Firms can raise up to $750 m via rupee bonds
This will mark the beginning of issuance of “masala” bonds by Indian companies. The minimum maturity on rupee-denominated bonds to be issued in overseas markets should be five years and there is no end-use restrictions, except for a negative list.
In April, RBI proposed relaxation of ECBs to permit Indian corporates that are eligible to raise external commercial borrowings (ECB) to issue rupee bonds in overseas centres with an appropriate regulatory framework.
Overseas funds have nearly exhausted the previous limit of US$30 billion that was meant to shield local markets against capital outflows, and investors including Pacific Investment Management Co have been pressing for greater access to India’s sovereign bonds.
Describing the decision as a “front-loaded policy action”, RBI Governor Raghuram Rajan said he would work with the government to ensure that impediments to banks passing on the bulk of the cumulative 125 basis points cut in the policy rate this year are removed.
There will be no restriction on the end use of funds except a small negative list, it said. In case of underwriting, holding of Indian banks can not be more than 5 per cent of the issue size after six months of issue and further such holding should be subject to prudential norms.

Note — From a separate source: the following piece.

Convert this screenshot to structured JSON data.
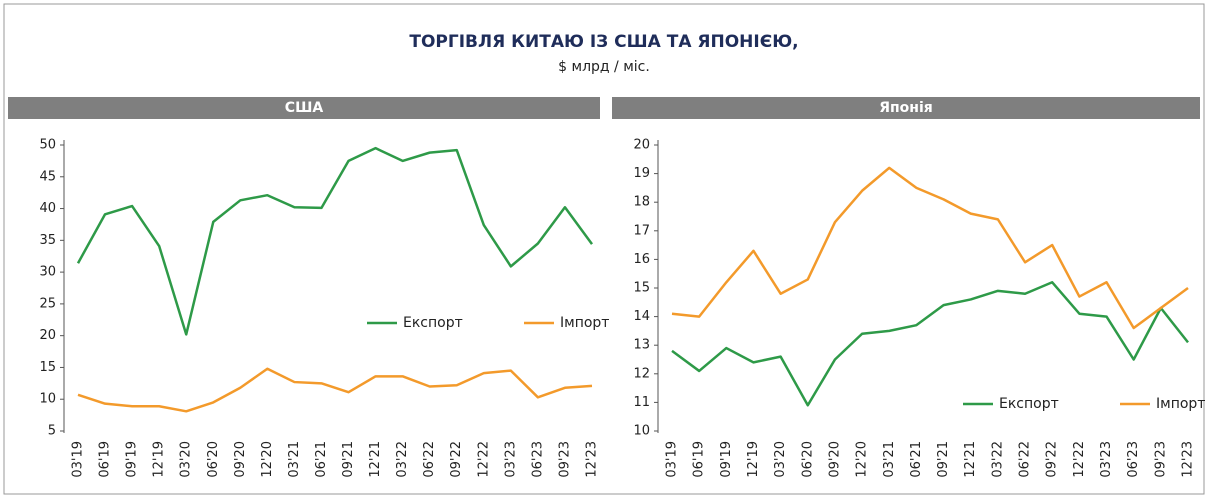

Overseas investors will be eligible to hedge their exposure in rupee through permitted derivative products with AD Category-I banks in India.
Besides, activities prohibited as per the foreign direct investment (FDI) guidelines have also been barred from investment from the proceeds raised under this route. “This cut has been delivered against the backdrop of a prospective US Fed interest rate hike, recent weakness in emerging market equities and bonds, weakening of emerging market foreign exchange and stable food prices”, said Dhawal Dalal, executive vice-president and head (fixed income) at DSP BlackRock Investment Managers.
Several Indian companies including NTPC, Indian Railway Finance Corporation were looking at raising funds through this route after RBI issued the draft.
“The limits will be increased from the existing 3.8 percent to 5 percent of the outstanding stock of government securities by March 2018, implying an increase by about Rs.120,000 crore from the existing limit of Rs.153,500 crore”, Economic Affairs Secretary Shaktikanta Das said.